I wish the baby, once out, to be placed immediately upon my bare chest, and the two of us wrapped up warmly together, if necessary. I would prefer my partner or I to discover and announce the baby's sex. Unless it is particularly indicated, I would like to avoid routine suctioning of the baby's nose and mouth. No cleaning or bathing of the new baby is necessary. Unless there is some particular reason to the contrary (like it is wrapped so tightly around its neck that it needs to be cut before the body is out), I would like to delay the cutting of the cord until well after it has stopped pulsing.
As long as I am not losing too much blood, and there are no other problems, I wish to be allowed to deliver the placenta without intervention, even if it takes two hours or more. I wish to put my new baby immediately to the breast to help the contractions and aid the passing of the placenta. In the absence of excessive bleeding or any other problem, I do not want the midwives to use oxytocin or cord traction to assist delivery of the placenta.
I see the time between the delivery of the baby and the delivery of the placenta as a quiet time to be spent with my partner and my new baby, and I wish my attendants to be as unobtrusive as possible during that time.
If after the birth it is necessary to suture me, I wish my partner to take our baby and cuddle it whilst I am being attended to. If many stitches are required, local anaesthetic would be welcome.
I understand that there may be circumstances in which it is necessary that I be transported to a hospital. Some of these situations are completely unambiguous (e.g. uterine rupture, haemorrhage, severe fetal distress) while others may be more of a judgment call (e.g. failure to progress). I will of course rely heavily on my attendants' expertise in these matters, and I wish to reassure them that I am not a fanatic devoted to having a home birth at all costs. My primary concern is that the baby and I come out of the process as healthy and happy as possible. My last birth was an emergency cesarean due to placental abruption and haemorrhage, and far from being disappointed at the loss of a home birth, I was overjoyed that appropriate medical intervention was available to save my baby's life and my own. Although I believe that home is the best place for a baby to be born in the absence of complications, I completely acknowledge that sometimes medical intervention is necessary and life saving.

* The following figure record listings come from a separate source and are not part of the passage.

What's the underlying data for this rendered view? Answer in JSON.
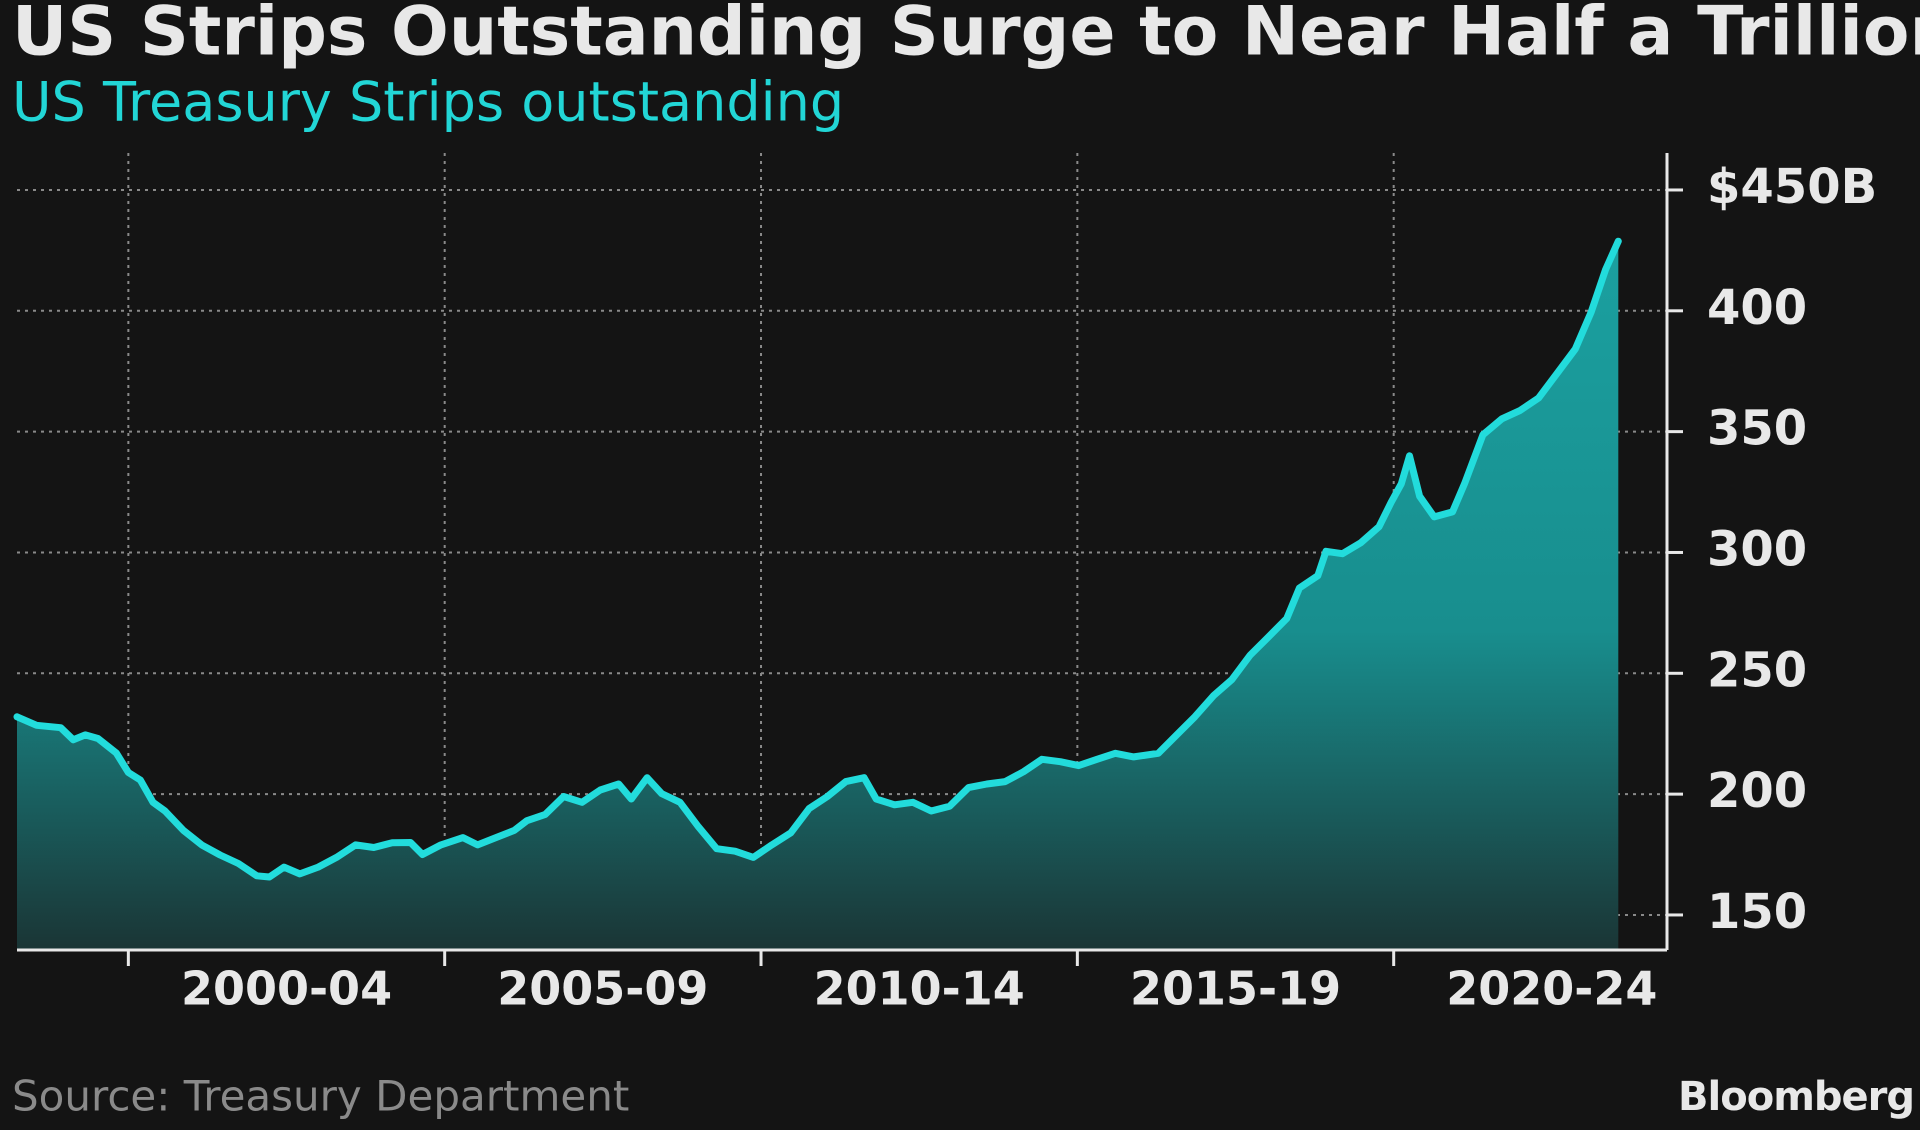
{
  "chart_data": {
    "type": "area",
    "title": "US Strips Outstanding Surge to Near Half a Trillion",
    "subtitle": "US Treasury Strips outstanding",
    "source": "Source: Treasury Department",
    "logo": "Bloomberg",
    "xlim": [
      1998.24,
      2024.32
    ],
    "x_periods": [
      {
        "label": "2000-04",
        "start": 2000,
        "end": 2005
      },
      {
        "label": "2005-09",
        "start": 2005,
        "end": 2010
      },
      {
        "label": "2010-14",
        "start": 2010,
        "end": 2015
      },
      {
        "label": "2015-19",
        "start": 2015,
        "end": 2020
      },
      {
        "label": "2020-24",
        "start": 2020,
        "end": 2025
      }
    ],
    "ylim": [
      135.5,
      465.3
    ],
    "yticks": [
      150,
      200,
      250,
      300,
      350,
      400,
      {
        "value": 450,
        "label": "$450B"
      }
    ],
    "grid": true,
    "x": [
      1998.24,
      1998.55,
      1998.93,
      1999.13,
      1999.32,
      1999.52,
      1999.81,
      2000.0,
      2000.19,
      2000.39,
      2000.58,
      2000.87,
      2001.16,
      2001.45,
      2001.74,
      2002.03,
      2002.23,
      2002.46,
      2002.71,
      2003.0,
      2003.29,
      2003.59,
      2003.88,
      2004.17,
      2004.46,
      2004.65,
      2004.94,
      2005.29,
      2005.52,
      2005.81,
      2006.1,
      2006.3,
      2006.59,
      2006.88,
      2007.17,
      2007.46,
      2007.75,
      2007.95,
      2008.2,
      2008.43,
      2008.72,
      2009.01,
      2009.3,
      2009.59,
      2009.88,
      2010.17,
      2010.47,
      2010.76,
      2011.05,
      2011.34,
      2011.63,
      2011.82,
      2012.11,
      2012.4,
      2012.69,
      2012.98,
      2013.28,
      2013.57,
      2013.86,
      2014.15,
      2014.44,
      2014.73,
      2015.02,
      2015.31,
      2015.6,
      2015.89,
      2016.28,
      2016.57,
      2016.86,
      2017.15,
      2017.44,
      2017.73,
      2018.02,
      2018.31,
      2018.51,
      2018.8,
      2018.93,
      2019.19,
      2019.48,
      2019.77,
      2019.96,
      2020.12,
      2020.25,
      2020.41,
      2020.64,
      2020.93,
      2021.12,
      2021.41,
      2021.71,
      2022.0,
      2022.29,
      2022.58,
      2022.87,
      2023.12,
      2023.35,
      2023.55
    ],
    "series": [
      {
        "name": "US Treasury Strips outstanding",
        "color": "#22dcdc",
        "values": [
          232,
          228.5,
          227.5,
          222.5,
          224.5,
          223,
          217,
          209,
          205.8,
          196.6,
          193,
          185,
          179,
          174.8,
          171.3,
          166.2,
          165.7,
          169.8,
          167,
          169.8,
          173.8,
          179,
          177.9,
          179.9,
          180,
          175,
          179,
          182,
          179,
          182,
          185,
          189,
          191.6,
          199,
          196.6,
          201.7,
          204.2,
          198,
          206.8,
          200.2,
          196.6,
          186.5,
          177.4,
          176.4,
          173.8,
          179,
          184,
          194,
          199,
          205.2,
          206.8,
          198,
          195.6,
          196.6,
          193,
          195,
          202.7,
          204.2,
          205.2,
          209.3,
          214.4,
          213.4,
          211.8,
          214.4,
          216.9,
          215.4,
          216.9,
          224.5,
          232.1,
          240.7,
          247.3,
          257.5,
          265,
          272.7,
          285.3,
          290.4,
          300.5,
          299.5,
          304,
          310.7,
          320.8,
          328.4,
          340,
          323.3,
          314.7,
          316.8,
          328.4,
          348.7,
          355.3,
          358.8,
          363.9,
          374,
          384.2,
          399.4,
          417.1,
          428.8
        ]
      }
    ]
  }
}
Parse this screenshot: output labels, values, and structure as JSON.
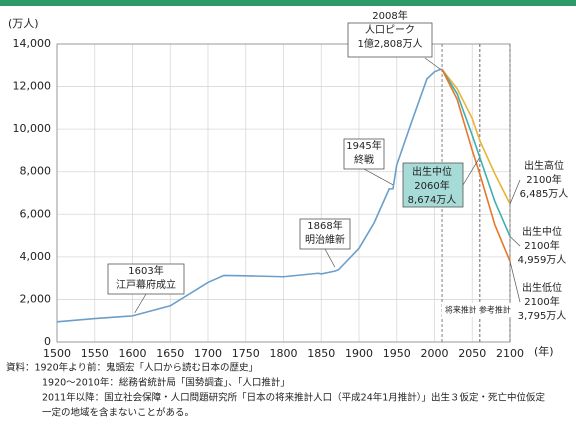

If a repeat cesarean is necessary, I would prefer, if circumstances allow, to be given an epidural rather than a general anaesthetic. I would like my partner to be present at the birth, and I would like either my partner or I to hold the baby immediately upon delivery. I would like the baby to be in my partner's care during the time it takes to stitch me back up.
If the baby should require transportation to an intensive care unit, I wish my partner to go with the baby and my sister to stay with me. Should the baby need to stay in hospital, I would still plan to breast feed, and request that nothing else be given to the baby by bottle. If necessary, I would express breastmilk to be bottle fed to baby, if for some reason I could not be there in person.
If I do give birth in hospital, I would like to be released home at as early a date as possible. When my daughter was born, I checked myself and my baby out after 2 days, and I feel it was a very good thing I did. I had (as I will have this time) several support people in place at home (my partner, mother, sister, mother-in-law), and I was able to rest and recover far more easily and with more focused individualized support than I would have in a hospital ward.
I look forward to a rewarding and productive partnership with my birth attendants.